MONTEVIDEO, Uruguay — President Jose Mujica said Friday that his country’s legal marijuana market will be much better than Colorado’s, where he says the rules are based on “fiction” and “hypocrisy” because the state loses track of the drug once it’s sold and many people fake illnesses to get prescription weed.

Mujica says this won’t be allowed in Uruguay, where the licensed and regulated market will be much less permissive with drug users.

In an exclusive Associated Press interview just before releasing his country’s long-awaited marijuana rules, the former leftist guerrilla predicted that many will call him an “old reactionary” once they see the fine print.



“We don’t go along with the idea that marijuana is benign, poetic and surrounded by virtues. No addiction is good,” he said. “We aren’t going to promote smokefests, bohemianism, all this stuff they try to pass off as innocuous when it isn’t. They’ll label us old reactionaries. But this isn’t a policy that seeks to expand marijuana consumption. What it aims to do is keep it all within reason, and not allow it to become an illness.”

Uruguay plans to create clones of approved marijuana plants, so that police can test weed possessed by licensed users and ensure that it’s bona fide. Possession of marijuana lacking the genetic markers of approved plants will be criminally punished. Unlike Colorado, which licenses marijuana sellers and producers but allows any adult to buy up to 28 grams at a time, Uruguay will license consumers as well, and limit their purchases to 10 grams a week.



“It’s a complete fiction what they do in Colorado,” Mujica said. “There are places where there are forms already filled out with a doctor’s signature. So you go, you say that you need marijuana because your ear hurts, they fill out the form, you prescribe it yourself and with the signature of a doctor.
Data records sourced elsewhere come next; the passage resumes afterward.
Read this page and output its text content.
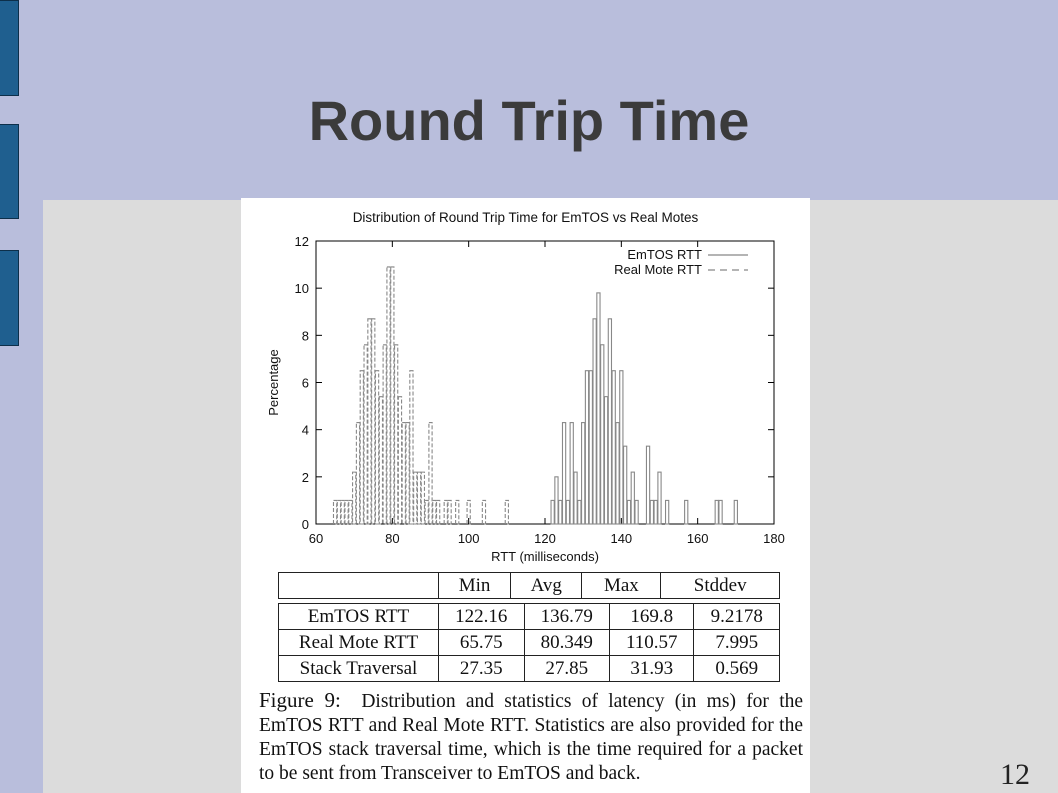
Round Trip Time
Distribution of Round Trip Time for EmTOS vs Real Motes
60	80	100	120	140	160	180
0
2
4
6
8
10
12
RTT (milliseconds)
Percentage
EmTOS RTT
Real Mote RTT
	Min	Avg	Max	Stddev
EmTOS RTT	122.16	136.79	169.8	9.2178
Real Mote RTT	65.75	80.349	110.57	7.995
Stack Traversal	27.35	27.85	31.93	0.569
Figure 9: Distribution and statistics of latency (in ms) for the EmTOS RTT and Real Mote RTT. Statistics are also provided for the EmTOS stack traversal time, which is the time required for a packet to be sent from Transceiver to EmTOS and back.	12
This is brutal hypocrisy.”

Mujica spoke with a team of AP journalists after a quick ride in his Volkswagen Beetle with his wife, Sen. Lucia Topolansky, to the butcher’s to buy some meat for dinner. He later answered questions in his garden, surrounded by cats and dogs including a greyhound that he recently took on after someone abandoned it at the door of his farm, where he lives and grows flowers for sale.
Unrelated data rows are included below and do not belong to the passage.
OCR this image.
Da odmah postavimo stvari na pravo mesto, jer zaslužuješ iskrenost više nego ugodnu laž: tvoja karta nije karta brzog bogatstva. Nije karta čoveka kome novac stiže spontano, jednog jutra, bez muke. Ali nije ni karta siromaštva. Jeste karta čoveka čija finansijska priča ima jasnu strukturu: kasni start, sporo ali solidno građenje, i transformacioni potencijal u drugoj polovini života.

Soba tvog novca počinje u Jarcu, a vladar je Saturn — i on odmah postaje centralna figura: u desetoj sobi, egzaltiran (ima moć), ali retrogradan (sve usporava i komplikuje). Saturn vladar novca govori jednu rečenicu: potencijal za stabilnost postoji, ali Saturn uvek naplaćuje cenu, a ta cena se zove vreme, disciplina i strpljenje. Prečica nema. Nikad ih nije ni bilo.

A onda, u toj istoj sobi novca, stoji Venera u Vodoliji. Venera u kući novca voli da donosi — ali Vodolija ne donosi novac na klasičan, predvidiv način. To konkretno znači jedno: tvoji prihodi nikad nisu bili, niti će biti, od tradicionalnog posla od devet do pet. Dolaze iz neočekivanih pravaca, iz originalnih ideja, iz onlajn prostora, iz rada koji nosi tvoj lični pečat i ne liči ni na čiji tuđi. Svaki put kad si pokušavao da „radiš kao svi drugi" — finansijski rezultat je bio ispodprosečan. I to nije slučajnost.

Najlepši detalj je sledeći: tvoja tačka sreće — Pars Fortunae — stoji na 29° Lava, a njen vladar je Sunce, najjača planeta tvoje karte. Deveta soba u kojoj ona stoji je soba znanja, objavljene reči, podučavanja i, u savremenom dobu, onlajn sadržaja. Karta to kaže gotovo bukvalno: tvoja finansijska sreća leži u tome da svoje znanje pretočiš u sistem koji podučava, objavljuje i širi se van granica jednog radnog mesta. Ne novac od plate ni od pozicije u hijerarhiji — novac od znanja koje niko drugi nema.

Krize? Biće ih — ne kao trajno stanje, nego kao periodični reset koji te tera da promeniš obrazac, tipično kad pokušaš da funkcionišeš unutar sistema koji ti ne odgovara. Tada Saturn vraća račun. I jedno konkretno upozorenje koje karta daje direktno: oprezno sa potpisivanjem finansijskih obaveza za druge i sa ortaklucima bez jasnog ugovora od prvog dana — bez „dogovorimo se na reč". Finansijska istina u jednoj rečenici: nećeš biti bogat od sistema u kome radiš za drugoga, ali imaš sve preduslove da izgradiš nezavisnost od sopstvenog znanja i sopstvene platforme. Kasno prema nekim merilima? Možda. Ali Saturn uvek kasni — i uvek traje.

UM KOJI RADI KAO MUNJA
It’s a critical time for Mujica’s presidency. The development of regulations for the marijuana market Uruguay’s congress approved in December has been closely watched, and on May 12 he will meet with President Barack Obama in the White House. He also spoke about U.S. foreign policy and his willingness to provide refuge in Uruguay to prisoners from the U.S. detention center for terrorism suspects in Guantanamo, Cuba.